You may or may not be familiar with MAKE magazine. If you are and you’re a parent, you already know that the School’s Out Summer Fun Guide is for you. If you aren’t familiar with MAKE, I’ll try to summarize. They bring together a community of people who like to make things – all sorts of things. They make things from the simplest of crafts all the way up to full on projects that require welding, printing your own circuit boards, soldering pieces together, and wiring it all up. The projects published by MAKE magazine are usually within the realm of possibility for the dedicated do-it-yourselfer, though sometimes the price for materials or time involved may be somewhat high. The people who like to make things tend to get the most satisfaction out of the projects they’ve made because they could do it themselves.
I really enjoyed this particular issue of Make. It’s aimed at families – kids and adults working together to make things. The issue is partially in 3-D. If you buy the printed copy, you’ll get your own set of 3D glasses to look at the various pictures printed throughout the magazine. To make it even better, one of the first articles directs you to a website filled with 3D imagery as well as instructions on how to make your own 3D pictures. Steve White contributed his own experiences putting together a 3D movie and photo rig using two webcams and some parts that are relatively easy to find. After this quick foray into 3D imagery, the magazine quickly hits its main target – Summer Fun.
The editors broke down Summer Fun projects into 8 categories: Combat, Outdoors, Rainy Day, Craft, Music, Pranks, Flight, and Electronics. This section was both great and disappointing. It was great because it gave some wonderful instructions for 8 projects and a lot of inspiring pictures for more. It was disappointing because the remainder of the many projects were to be found online and not in the magazine itself. (To be fair, including those would have turned this magazine into a book.) The online projects include some basic things such as slingshots, kid-safe bamboo swords, stilts, circuits made out of play-dough, drum kits, invisible ink printing, and quite a bit more. There are a lot of great ideas for parents and kids to work together to build some great toys and projects. The Flight section points to a lot of great Rocket projects – water and air for the kids.
Those articles are great for the kids – inspiration on things they can build with some adult help. However, the part I appreciated more than the projects was towards the end of the magazine. Six children who like to make things were profiled, along with their projects. Make interviewed I-Wei Huang, one of the Skylanders artists, for advice on how to stay creative all your life. Several educators then gave their best tips for building and making with kids. If you’re not quite sure how to get started or why you might want to encourage your kids to build things, this is a great read.

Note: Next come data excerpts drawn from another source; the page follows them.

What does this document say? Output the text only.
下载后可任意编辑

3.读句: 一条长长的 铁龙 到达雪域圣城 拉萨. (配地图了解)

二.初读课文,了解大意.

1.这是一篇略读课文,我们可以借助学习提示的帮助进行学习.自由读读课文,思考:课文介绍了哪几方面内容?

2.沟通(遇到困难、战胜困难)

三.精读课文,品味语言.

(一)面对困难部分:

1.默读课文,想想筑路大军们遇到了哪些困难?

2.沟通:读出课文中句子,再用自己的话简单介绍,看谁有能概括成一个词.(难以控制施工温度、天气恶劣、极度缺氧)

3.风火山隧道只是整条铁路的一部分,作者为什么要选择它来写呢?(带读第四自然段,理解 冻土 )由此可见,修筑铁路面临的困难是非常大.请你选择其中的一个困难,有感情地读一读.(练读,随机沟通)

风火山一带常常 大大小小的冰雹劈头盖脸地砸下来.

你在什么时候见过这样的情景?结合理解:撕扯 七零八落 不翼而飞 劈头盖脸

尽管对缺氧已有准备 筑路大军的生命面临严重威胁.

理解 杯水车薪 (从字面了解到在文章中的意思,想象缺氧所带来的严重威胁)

Overall, I really liked this magazine. The minor disappointment of having so many projects online was offset by the number of articles and projects that are inspiring to the younger generation. I know that this is something my kid will appreciate and find inspiring. I know that I’m ready to get a list of parts together and get building now.
** I was provided with a review copy of this magazine by O’Reilly in return for an unbiased interview. This did not influence my opinion in any way. (I was actually considering buying a copy of this for myself before being offered the chance to review it.)